The OP knows this and acted accordingly. Her half siblings probably don't have half a clue because they've not suffered financially.

This is basically it.

OP it was not your job to provide for any of your siblings, but you did it for your full siblings because as a unit you are used to being let down by your dad and the strong women having to fill that void. Your half siblings haven’t lived that reality. And they might not actually know the background in how differently he’s treated his dcs by different women.

agggtm · 01/06/2026 12:12

I would message your dad and half sibs and say.

i have given both Dsis some money at different times when I recognised it would help them. Neither asked, I offered and tbh if they had demanded money from me I would have said no. I have never said I wouldn’t help you if I chose to but I’m disappointed at your expectation. I hope that ends this conversation.

Then step back and think do you want to help them if your not being guilted into it, if not that’s fine it’s your choice.

Jamesblonde2 · 01/06/2026 13:29

JHound · 01/06/2026 11:33

I am always amazed at parents who create multiple families and then want people to fall in life with what they created. Just because he sees his children equally doesn’t mean the children have to share that view.

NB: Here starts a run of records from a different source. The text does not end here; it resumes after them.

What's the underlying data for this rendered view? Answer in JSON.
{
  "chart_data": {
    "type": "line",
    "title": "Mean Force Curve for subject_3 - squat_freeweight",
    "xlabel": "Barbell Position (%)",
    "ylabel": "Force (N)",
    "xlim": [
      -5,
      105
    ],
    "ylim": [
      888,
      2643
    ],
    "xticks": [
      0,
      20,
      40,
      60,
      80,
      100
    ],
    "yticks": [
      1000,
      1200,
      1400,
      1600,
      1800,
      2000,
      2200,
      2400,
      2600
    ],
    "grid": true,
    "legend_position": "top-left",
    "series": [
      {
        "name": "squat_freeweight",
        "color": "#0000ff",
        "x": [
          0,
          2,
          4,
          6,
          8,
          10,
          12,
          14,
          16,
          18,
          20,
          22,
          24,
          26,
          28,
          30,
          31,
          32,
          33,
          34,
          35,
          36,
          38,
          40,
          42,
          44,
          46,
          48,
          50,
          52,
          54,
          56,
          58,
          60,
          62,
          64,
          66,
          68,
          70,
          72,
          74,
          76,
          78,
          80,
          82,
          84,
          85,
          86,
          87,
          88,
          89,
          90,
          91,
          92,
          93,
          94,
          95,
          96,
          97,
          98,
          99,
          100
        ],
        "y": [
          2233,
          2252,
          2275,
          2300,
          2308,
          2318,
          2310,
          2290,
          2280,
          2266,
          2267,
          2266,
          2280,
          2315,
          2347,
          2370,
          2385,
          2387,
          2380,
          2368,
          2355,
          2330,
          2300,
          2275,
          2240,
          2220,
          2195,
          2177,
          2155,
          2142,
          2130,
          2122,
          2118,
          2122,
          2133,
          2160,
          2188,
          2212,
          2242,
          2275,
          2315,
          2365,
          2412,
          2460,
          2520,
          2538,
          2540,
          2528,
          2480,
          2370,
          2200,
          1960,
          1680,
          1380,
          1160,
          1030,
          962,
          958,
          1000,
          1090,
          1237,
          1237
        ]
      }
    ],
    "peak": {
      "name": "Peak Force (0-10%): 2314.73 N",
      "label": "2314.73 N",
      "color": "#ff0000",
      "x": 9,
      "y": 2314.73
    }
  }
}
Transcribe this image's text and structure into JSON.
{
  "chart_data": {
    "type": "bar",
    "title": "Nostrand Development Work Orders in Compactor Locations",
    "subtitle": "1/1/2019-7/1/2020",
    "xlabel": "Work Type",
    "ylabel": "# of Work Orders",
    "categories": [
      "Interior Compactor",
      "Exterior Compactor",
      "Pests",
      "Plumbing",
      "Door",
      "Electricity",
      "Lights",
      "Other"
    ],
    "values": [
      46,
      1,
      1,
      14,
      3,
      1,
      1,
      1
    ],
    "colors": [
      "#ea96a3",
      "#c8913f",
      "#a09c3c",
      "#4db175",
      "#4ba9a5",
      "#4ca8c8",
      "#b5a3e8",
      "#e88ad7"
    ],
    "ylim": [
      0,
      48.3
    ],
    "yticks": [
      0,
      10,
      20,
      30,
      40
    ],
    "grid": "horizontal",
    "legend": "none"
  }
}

Also I do think there is a huge difference in half siblings raised together vs. apart. I am closer to my full siblings than my half because we were raised in the same house. Yet I am sure if my mom had kids with another man and raised us together I would likely see them the same as any other sibling.

This.

It’s how the child sees the relationship. Not how the parents want it to be, once it has been foisted on them. No say in it at all.